In the fantastic wonderful lovely amazing duel between Yuugi and
Jounouchi at the pier, when Malik is using the Millennium Rod to control
Jounouchi, Jounouchi’s memories end up breaking through Malik’s control thanks
to Yuugi’s words. At one point, he has
flashbacks to Shizuka’s operation—and I say “flashbacks,” but really they’re
just flashbacks for him; they’re
entirely new scenes for us. Short though
they are, they’re crucial for understanding Jounouchi’s character. And oh, do they make me ache for my darling boy.
As you can see above, Jounouchi remembers how Shizuka told him that she
was too scared to remove her bandages, something that anyone who remembers
Battle City knows is a critical part of Shizuka’s own character arc. Jounouchi asks her why … but then he puts the blame on himself.
Now, I want to make one thing very plain: I am completely serious when
I say the anime made up the bullshit about him abandoning her because he lost
the Red-Eyes Black Dragon. That’s not
what he’s talking about here. His only
other flashbacks pertaining to this are right here:
That’s it. Otherwise? We get nothing, but it’s safe to say he was
there with her from step one (even though he tells Anzu just before his duel
with Haga that Shizuka is at a hospital near where his mother lives).
So when Jounouchi says that it’s his fault, that he’s weak, that he can’t
give her courage … he’s not talking about that ridiculous anime-only
instance in which his pride was more important than his sister. No, instead he’s talking about himself, as a person.
Jounouchi has serious self-esteem
problems, though they’re usually hidden behind a big grin and bravado over the
one thing he feels he is good at,
which is street fighting (and even that doesn’t really make him feel good about himself, which is why he
makes an effort to give it up and focus on Duel Monsters instead). Jounouchi hated himself outright prior to
meeting Yuugi, but even after becoming friends with Yuugi he struggles with the
fact that he doesn’t think he’s a very good person, he doesn’t think he’s worth very much, he doesn’t think he has
a lot going for him. When he tells Anzu
about how Shizuka is afraid to take her bandages off and how he wants to be
able to inspire her to do it, we get this:
“The face of a guy who won his
future.” Because Jounouchi doesn’t
really think he has much going for him, otherwise, if he can’t do this for himself. He’s good at street fighting, but what sort
of future will that make for him, hm?
Certainly not one he can be proud of.
Certainly not one that would inspire his little sister to open her eyes
and face the world. It doesn’t help
that, despite his accomplishments in Duelist Kingdom—and in the manga, most of
his victories were his own!—he still felt as though he was lingering in Yuugi’s
shadow, as if he wasn’t good enough to stand beside his best friend. When he gives his speech to Yuugi about how
pride is worth nothing compared to those that matter to you, he says that even
though he’s a newbie, somehow he was granted a miracle and made it that far . .
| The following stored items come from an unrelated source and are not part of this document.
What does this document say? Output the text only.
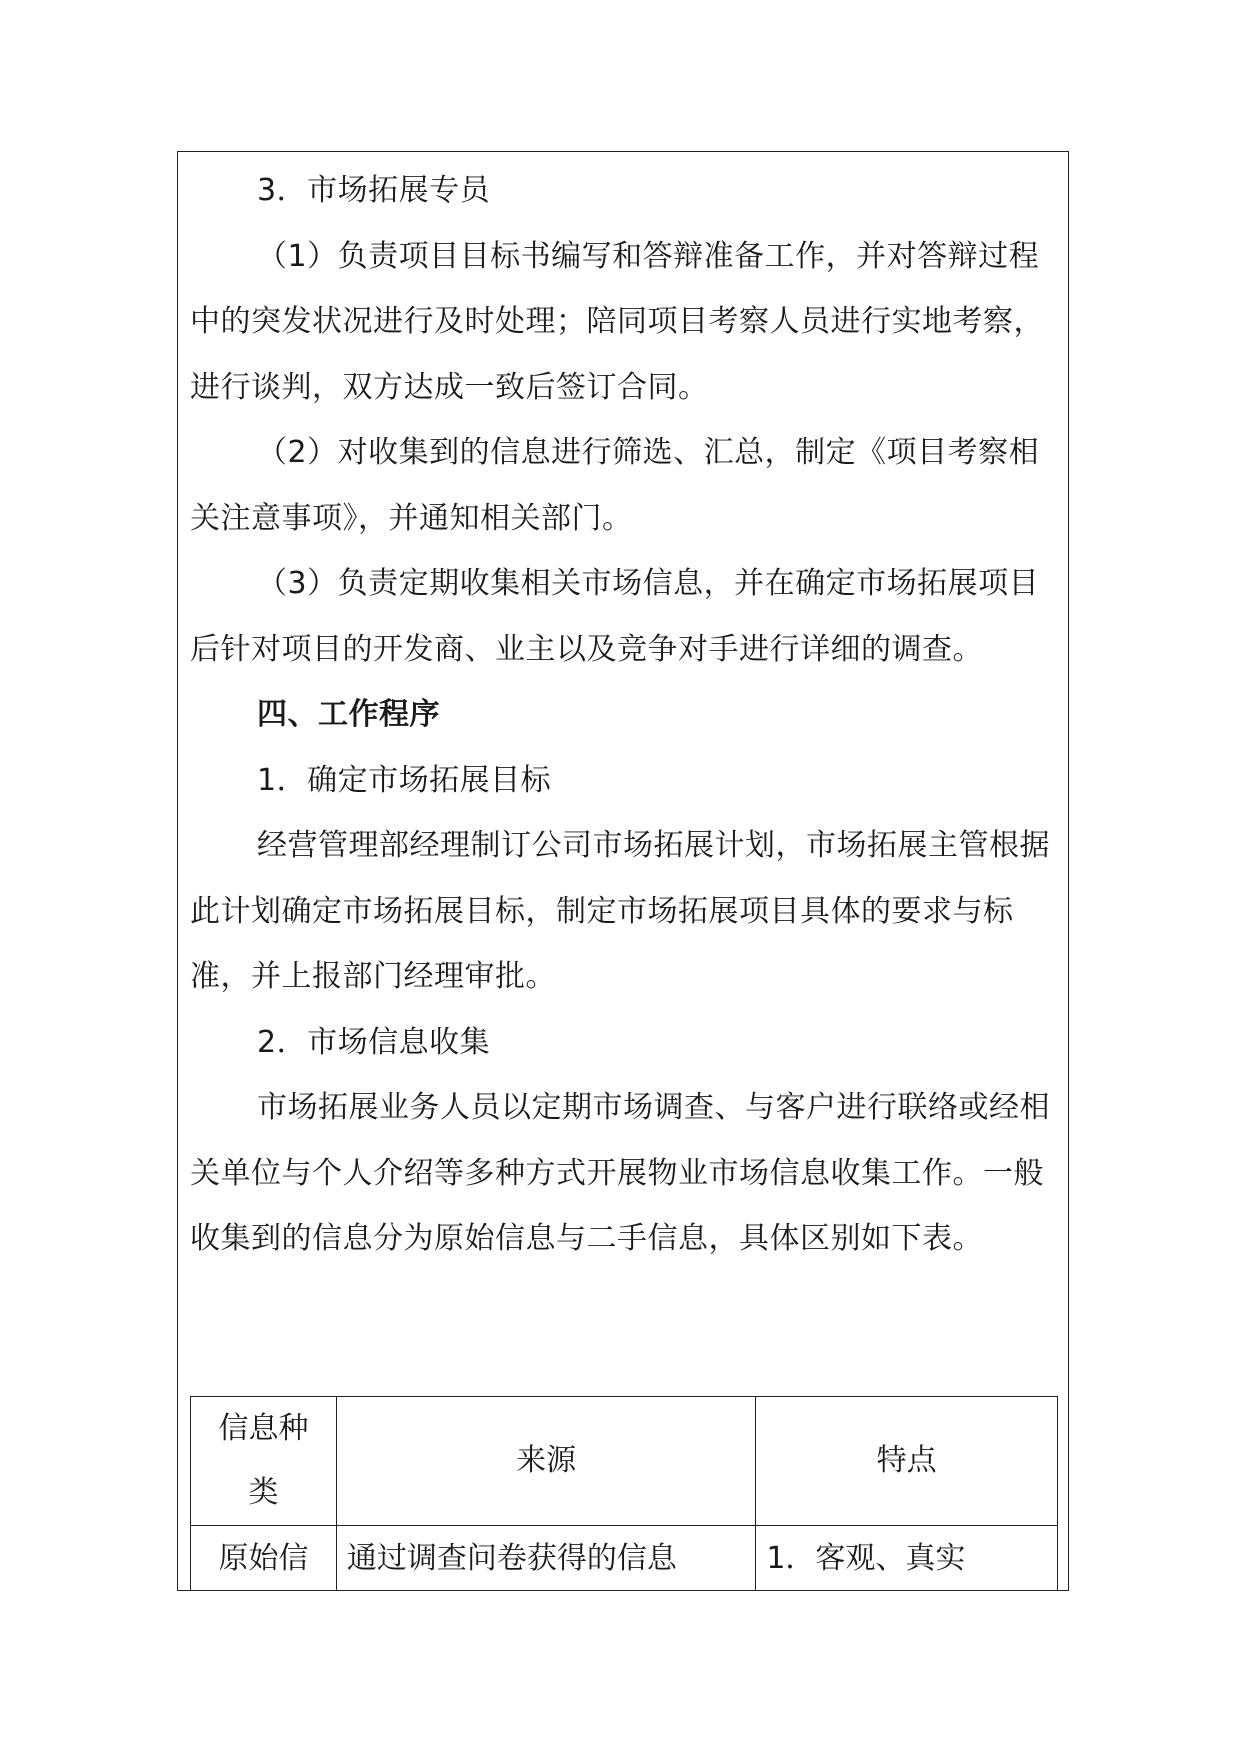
3．市场拓展专员

（1）负责项目目标书编写和答辩准备工作，并对答辩过程中的突发状况进行及时处理；陪同项目考察人员进行实地考察，进行谈判，双方达成一致后签订合同。

（2）对收集到的信息进行筛选、汇总，制定《项目考察相关注意事项》，并通知相关部门。

（3）负责定期收集相关市场信息，并在确定市场拓展项目后针对项目的开发商、业主以及竞争对手进行详细的调查。

四、工作程序

1．确定市场拓展目标

经营管理部经理制订公司市场拓展计划，市场拓展主管根据此计划确定市场拓展目标，制定市场拓展项目具体的要求与标准，并上报部门经理审批。

2．市场信息收集

市场拓展业务人员以定期市场调查、与客户进行联络或经相关单位与个人介绍等多种方式开展物业市场信息收集工作。一般收集到的信息分为原始信息与二手信息，具体区别如下表。

信息种类	来源	特点
原始信	通过调查问卷获得的信息	1．客观、真实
. completely discounting his own skill.
Self-deprecation is really nothing new
for Jounouchi, even though he doesn’t do it all the time. It’s just rare that he’s so blatant about it,
so open, so passionate with it that the doctor actually has to remove him from
the room, from the looks of things.
The thing is, Jounouchi has mega self-esteem problems, and so when
Shizuka says that she’s too scared to take her bandages off—when she says this—Jounouchi
doesn’t think any less of her, he
thinks less of himself. He feels like he failed her, despite
everything he managed to do up until that point, because he can’t inspire her
to be brave enough to face the world. So
he enters Battle City, and while part of his goal is to duel Yuugi and show
that he can stand on his own as a duelist (a True Duelist™, at that), the
bigger, larger, more important goal
for him is to inspire his little sister, to show her that he had courage enough to enter—that he had worth enough to make it far, and even win—so that she can have
courage herself to stand up and face the day, her eyes wide open.
I love him. I really love
him. And technically I’m still back in
Duelist Kingdom, but I was flipping ahead because of reasons and came across this
and felt my heart break, so I had to make a post about it, because damn, do I love this darling boy.
Let’s just take a moment to appreciate the fact that, although the second series anime wanted to turn him into the sort of guy who talked tough but got easily kicked around by Kaiba and Bandit Keith, manga!Jounouchi goes an entire fight with the blade of a knife in his mouth, spends most of the fight with his own hands in his pockets, and at the end of it ends up breaking the other guy’s jaw and commenting on it in a blasé attitude like a complete and utter badass.
The second series anime producers might not have loved Jounouchi, but Takahashi Kazuki sure as hell did.